To John Dillon, Chairman, University of Maryland Shore Regional Health:
As you and the UMSRH Board consider the serious action of reducing Chestertown’s hospital to a freestanding emergency department, we ask you to consider some consequences that we have not yet heard discussed which could result from such a decision.
Let us imagine a time when in fact there is only a freestanding emergency department in Chestertown, not a full-service hospital. It is a foggy morning and a school bus is hit by a large truck. Victims are rushed to the Emergency Department which is immediately overwhelmed due to a lack of enough personnel to handle such an influx. Those on site are already engaged in a morning routine of cut fingers, chest pains and high fevers. Administrators are quickly on the phone trying to reach nearby doctors, nurses and other medical workers. The staff in the ED must triage the patients, attending to some immediately while others must wait.
Consider this, too: How much blood would such a stand-alone emergency department stock? Would it have enough on hand for a sudden influx of accident victims? How fast could it get blood from surrounding hospitals?
Multiple-injury accidents happen. Multiple-victim fires happen. According to the National Labor Relations Department 2015 report, fishing is the most dangerous job in America and farming is the eighth most dangerous. Chestertown hospital serves an area high in both those occupations.
When confronted by an unexpected medical crisis in the community, a full service hospital has the staffing and supplies on hand to back up the emergency room. Personnel and supplies can be in the ED in minutes. A stand-alone emergency department does not have that backup, with results that could be disastrous.
Vincent and Susan De Simone
Chestertown
Stephan Sonn says
Excellent!
jenifer e e says
Thank you, Vincent and Susan.
Christine Reeves says
Thanks Vince and Susan for your informative and candid letter.
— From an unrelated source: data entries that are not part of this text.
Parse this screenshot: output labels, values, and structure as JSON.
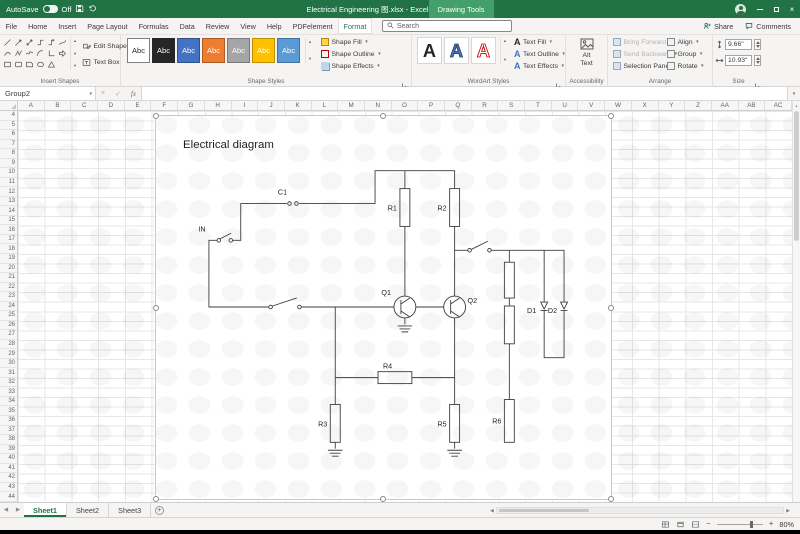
{
  "colors": {
    "accent": "#217346",
    "contextual_tab_bg": "#43a06c"
  },
  "icons": {
    "dropdown": "▾",
    "scroll_up": "▴",
    "scroll_down": "▾",
    "cancel": "×",
    "enter": "✓",
    "formula_expand": "▾",
    "sheet_nav_left": "◀",
    "sheet_nav_right": "▶",
    "add_sheet": "+",
    "zoom_out": "−",
    "zoom_in": "+",
    "close": "×",
    "scrollbar_up": "▲",
    "hscroll_left": "◀",
    "hscroll_right": "▶"
  },
  "titlebar": {
    "autosave": "AutoSave",
    "autosave_state": "Off",
    "title": "Electrical Engineering 图.xlsx - Excel",
    "context_tab": "Drawing Tools"
  },
  "menu": {
    "tabs": [
      "File",
      "Home",
      "Insert",
      "Page Layout",
      "Formulas",
      "Data",
      "Review",
      "View",
      "Help",
      "PDFelement",
      "Format"
    ],
    "active": "Format",
    "search": "Search",
    "share": "Share",
    "comments": "Comments"
  },
  "ribbon": {
    "insert_shapes": {
      "label": "Insert Shapes",
      "icon_rows": [
        [
          "line",
          "line-arrow",
          "double-arrow",
          "elbow-connector",
          "elbow-arrow",
          "curved-connector"
        ],
        [
          "curve",
          "freeform",
          "scribble",
          "arc",
          "l-shape",
          "block-arrow"
        ],
        [
          "rectangle",
          "rounded-rectangle",
          "snip-rectangle",
          "oval",
          "triangle"
        ]
      ],
      "edit_shape": "Edit Shape",
      "text_box": "Text Box"
    },
    "shape_styles": {
      "label": "Shape Styles",
      "sample": "Abc",
      "gallery": [
        {
          "fill": "#ffffff",
          "text": "#262626",
          "border": "#7f7f7f"
        },
        {
          "fill": "#262626",
          "text": "#ffffff",
          "border": "#262626"
        },
        {
          "fill": "#4472c4",
          "text": "#ffffff",
          "border": "#2f528f"
        },
        {
          "fill": "#ed7d31",
          "text": "#ffffff",
          "border": "#ae5a21"
        },
        {
          "fill": "#a5a5a5",
          "text": "#ffffff",
          "border": "#7b7b7b"
        },
        {
          "fill": "#ffc000",
          "text": "#ffffff",
          "border": "#bf9000"
        },
        {
          "fill": "#5b9bd5",
          "text": "#ffffff",
          "border": "#41719c"
        }
      ],
      "buttons": [
        {
          "label": "Shape Fill"
        },
        {
          "label": "Shape Outline"
        },
        {
          "label": "Shape Effects"
        }
      ]
    },
    "wordart": {
      "label": "WordArt Styles",
      "sample": "A",
      "gallery": [
        {
          "fill": "#262626",
          "stroke": "none"
        },
        {
          "fill": "#4472c4",
          "stroke": "#323f66"
        },
        {
          "fill": "#ffffff",
          "stroke": "#c00000"
        }
      ],
      "buttons": [
        {
          "label": "Text Fill",
          "color": "#262626"
        },
        {
          "label": "Text Outline",
          "color": "#4472c4"
        },
        {
          "label": "Text Effects",
          "color": "#4472c4"
        }
      ]
    },
    "accessibility": {
      "label": "Accessibility",
      "alt_text": "Alt Text"
    },
    "arrange": {
      "label": "Arrange",
      "left": [
        {
          "label": "Bring Forward",
          "disabled": true,
          "arrow": true
        },
        {
          "label": "Send Backward",
          "disabled": true,
          "arrow": true
        },
        {
          "label": "Selection Pane",
          "disabled": false,
          "arrow": false
        }
      ],
      "right": [
        {
          "label": "Align"
        },
        {
          "label": "Group"
        },
        {
          "label": "Rotate"
        }
      ]
    },
    "size": {
      "label": "Size",
      "height": "9.66\"",
      "width": "10.93\""
    }
  },
  "formula": {
    "name_box": "Group2",
    "fx": "fx"
  },
  "grid": {
    "columns": [
      "A",
      "B",
      "C",
      "D",
      "E",
      "F",
      "G",
      "H",
      "I",
      "J",
      "K",
      "L",
      "M",
      "N",
      "O",
      "P",
      "Q",
      "R",
      "S",
      "T",
      "U",
      "V",
      "W",
      "X",
      "Y",
      "Z",
      "AA",
      "AB",
      "AC"
    ],
    "row_start": 4,
    "row_end": 44
  },
  "diagram": {
    "title": "Electrical diagram",
    "labels": {
      "c1": "C1",
      "in": "IN",
      "r1": "R1",
      "r2": "R2",
      "q1": "Q1",
      "q2": "Q2",
      "d1": "D1",
      "d2": "D2",
      "r3": "R3",
      "r4": "R4",
      "r5": "R5",
      "r6": "R6"
    }
  },
  "sheet_tabs": {
    "tabs": [
      "Sheet1",
      "Sheet2",
      "Sheet3"
    ],
    "active": "Sheet1"
  },
  "status": {
    "zoom": "80%"
  }
}
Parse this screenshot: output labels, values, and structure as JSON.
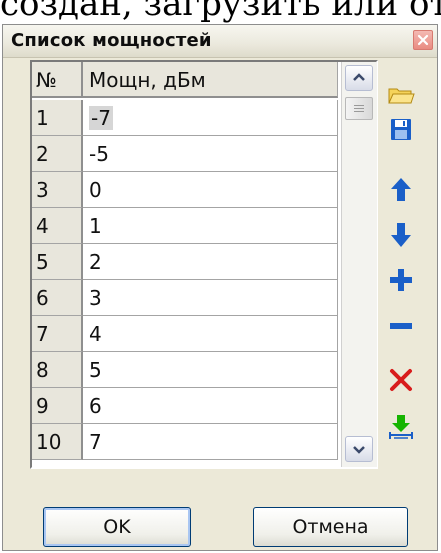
{
  "background_text": "создан, загрузить или отредактировать",
  "window": {
    "title": "Список мощностей"
  },
  "table": {
    "columns": [
      "№",
      "Мощн, дБм"
    ],
    "rows": [
      {
        "n": "1",
        "v": "-7"
      },
      {
        "n": "2",
        "v": "-5"
      },
      {
        "n": "3",
        "v": "0"
      },
      {
        "n": "4",
        "v": "1"
      },
      {
        "n": "5",
        "v": "2"
      },
      {
        "n": "6",
        "v": "3"
      },
      {
        "n": "7",
        "v": "4"
      },
      {
        "n": "8",
        "v": "5"
      },
      {
        "n": "9",
        "v": "6"
      },
      {
        "n": "10",
        "v": "7"
      }
    ],
    "selected_row": "1"
  },
  "toolbar": [
    "open-folder-icon",
    "save-icon",
    "move-up-icon",
    "move-down-icon",
    "add-icon",
    "remove-icon",
    "delete-all-icon",
    "interpolate-icon"
  ],
  "buttons": {
    "ok": "OK",
    "cancel": "Отмена"
  },
  "colors": {
    "icon_blue": "#1a5fc8",
    "icon_red": "#d81c1c",
    "icon_green": "#16b400",
    "folder_yellow": "#f5d35a"
  }
}
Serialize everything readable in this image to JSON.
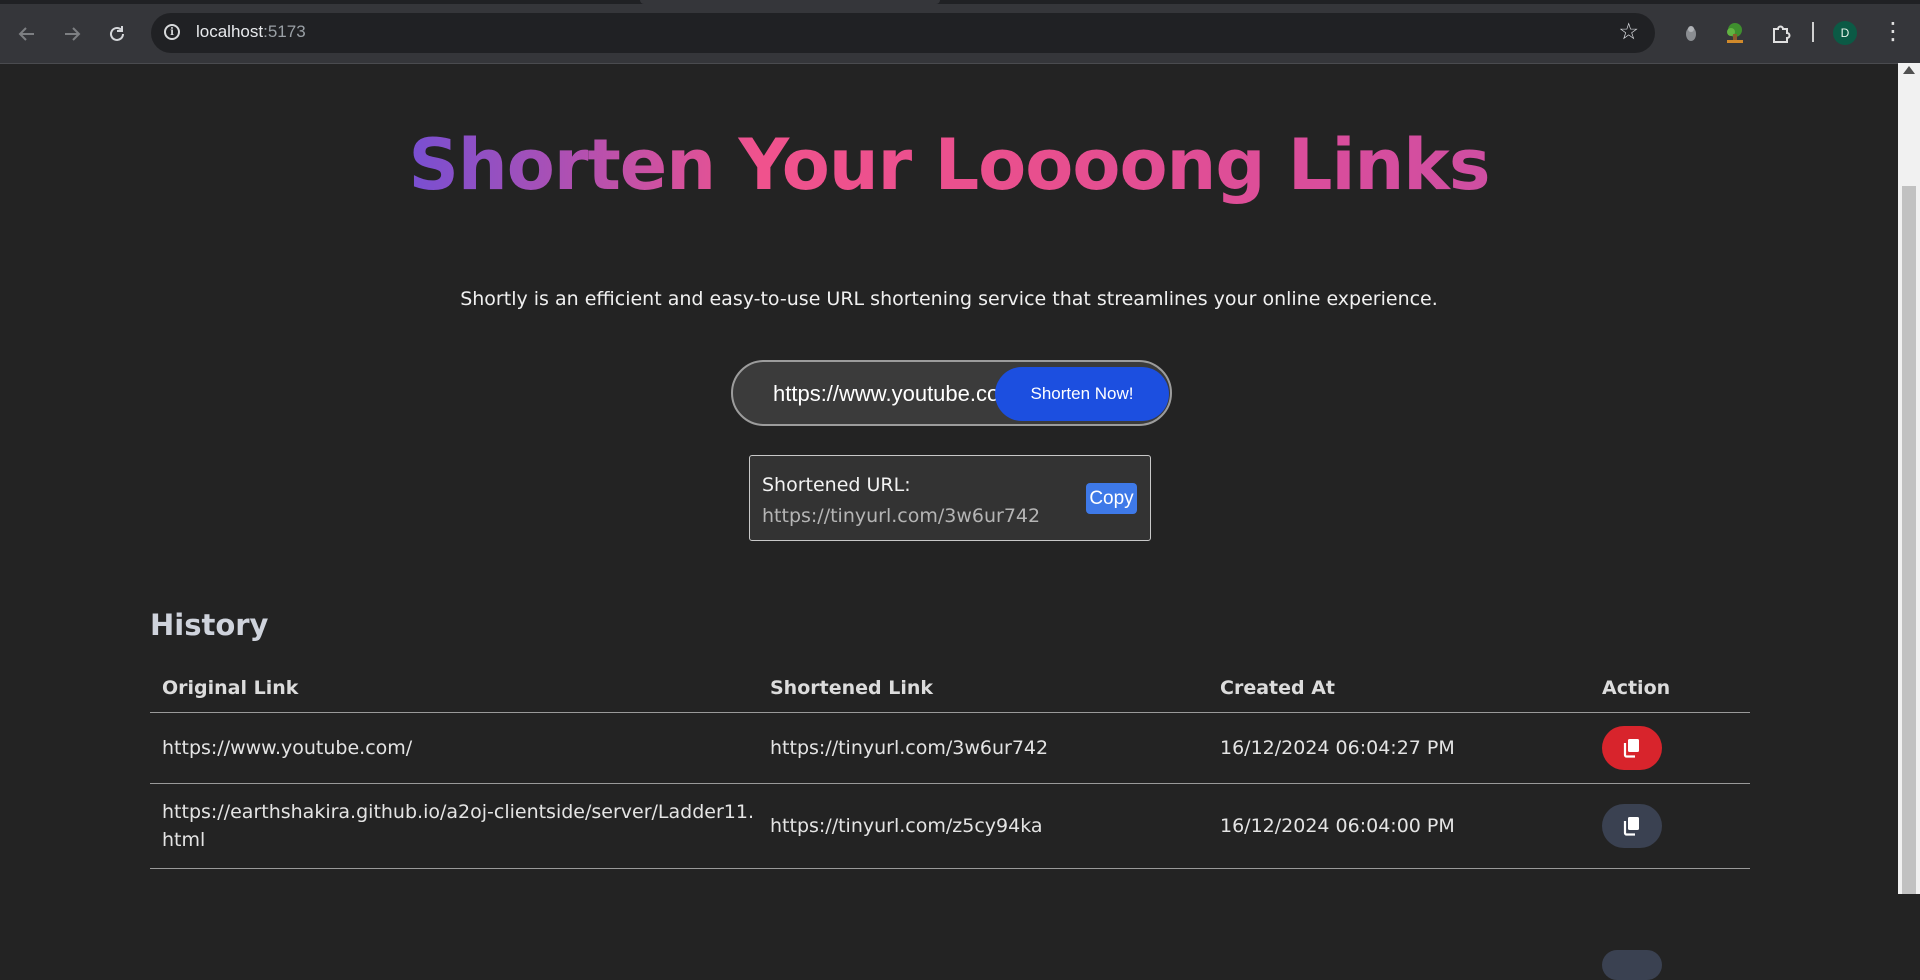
{
  "browser": {
    "url_host": "localhost",
    "url_port": ":5173",
    "profile_initial": "D",
    "icons": {
      "back": "arrow-left-icon",
      "forward": "arrow-right-icon",
      "reload": "reload-icon",
      "site_info": "info-icon",
      "bookmark": "star-icon",
      "extension_1": "puzzle-icon",
      "menu": "kebab-menu-icon"
    }
  },
  "hero": {
    "title": "Shorten Your Loooong Links",
    "subtitle": "Shortly is an efficient and easy-to-use URL shortening service that streamlines your online experience."
  },
  "form": {
    "input_value": "https://www.youtube.com/",
    "submit_label": "Shorten Now!"
  },
  "result": {
    "label": "Shortened URL:",
    "url": "https://tinyurl.com/3w6ur742",
    "copy_label": "Copy"
  },
  "history": {
    "title": "History",
    "columns": [
      "Original Link",
      "Shortened Link",
      "Created At",
      "Action"
    ],
    "rows": [
      {
        "original": "https://www.youtube.com/",
        "shortened": "https://tinyurl.com/3w6ur742",
        "created": "16/12/2024 06:04:27 PM",
        "action_icon": "copy-icon",
        "action_color": "#d8242c"
      },
      {
        "original": "https://earthshakira.github.io/a2oj-clientside/server/Ladder11.html",
        "shortened": "https://tinyurl.com/z5cy94ka",
        "created": "16/12/2024 06:04:00 PM",
        "action_icon": "copy-icon",
        "action_color": "#3a4151"
      }
    ]
  },
  "colors": {
    "background": "#232323",
    "primary_button": "#1c4fe0",
    "copy_button": "#3e79e8",
    "active_action": "#d8242c",
    "inactive_action": "#3a4151"
  }
}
I am a Chestertown resident and must admit that the # one reason I chose this wonderful retirement community was the presence of a full service hospital. I truly believe that to discontinue or reduce services and/or the number of beds would as Vincent and Susan pointed out a disaster.
Carol Schroeder says
Another point that I have not seen elsewhere is the fact that 2016 brings the 70th birthday to the first year of baby boomers (born 1946). Already there are many retirees in Kent County but there will be many more in the years to come, even if no more retirees move to Chestertown. I do not understand how medical services are being cut in other places and perhaps here with this large group going to need more medical care, as all elderly do. This group will also eventually not feel able to drive to Easton. Aging is not an option that can be farmed out to others and neither should medical care.
Janice Dickson says
Having lived in Chestertown since 1971, we decided to remain in place upon my husband’s retirement from Washington College. We liked the town. The hospital’s ER saved my husband’s life when he had a heart attack; although we did have to self-transport to UM hospital in Baltimore for stent placement. As time passed it became clear that Dr. Joseph Aquilla, the first to raise a red flag, was correct in his forward-thinking about the hospital’s future. Unfortunately he was sidelined by vicious attacks, rumors and gossip. Spring forward and see some of those who maligned Dr.Aquilla taking up the cause he first opined. For us, the handwriting was unfortunately on the wall: in the early 2000s after one of us contracted a near-fatal hospital-caused infection, we decided to relocate to a Colorado community that has superb medical care. After more than 30 years, we left friends and the feeling of community and place behind with regrets, but we believe we made a good move, especially as I read articles and letters in THE SPY. Keep up the good fight people of Chestertown, Kent Co. and Queen Anne’s Co. to keep and return to its previous level of service the Kemt & Queen Anne’s Hospital, as it was known before all this chaos.